How many essay types are in IELTS Writing Task 2?

There are five common types: opinion (agree or disagree), discussion (discuss both views and give your opinion), advantages and disadvantages, problem-cause and solution, and two-part or direct question. IELTS does not label them, but the questions reliably fall into these five patterns, so learning them lets you plan quickly under time pressure.

How do I know which Task 2 essay type I have?

Read the instruction words - the part that tells you what to do, not the topic. 'To what extent do you agree' signals an opinion essay; 'discuss both views and give your own opinion' signals a discussion; 'do the advantages outweigh the disadvantages' signals an advantages essay that needs a judgement; 'what problems and what solutions' signals problem-solution; and two separate questions signal a two-part essay.

Do all Task 2 essays need my opinion?

No.

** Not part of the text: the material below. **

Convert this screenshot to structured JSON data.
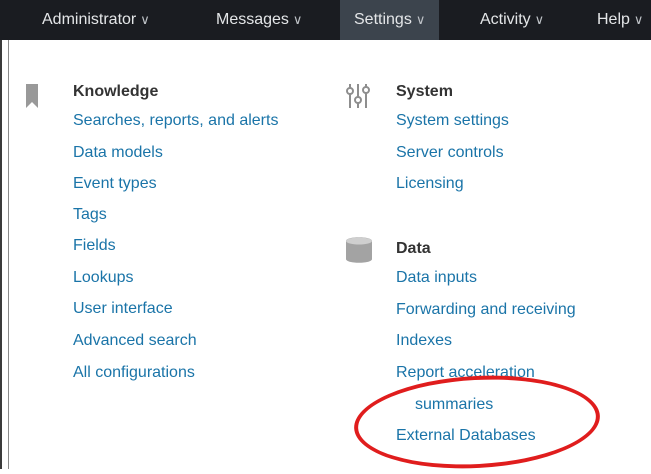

Opinion and discussion essays always need a clear personal opinion, and the 'do the advantages outweigh the disadvantages' version does too. But a plain 'what are the advantages and disadvantages' prompt only asks you to describe both sides, and problem-solution or two-part essays may not require a personal opinion unless the wording asks for one. Always match your response to the exact instruction.

What happens if I answer the wrong question?

Answering a different question than the one asked is the biggest Task Response error, and it caps that criterion - a full 25 percent of your Task 2 score - no matter how good your English is. Examples include giving advantages when asked whether they outweigh disadvantages, or forgetting to state an opinion when the prompt requires one. Diagnosing the type before you write is the best protection.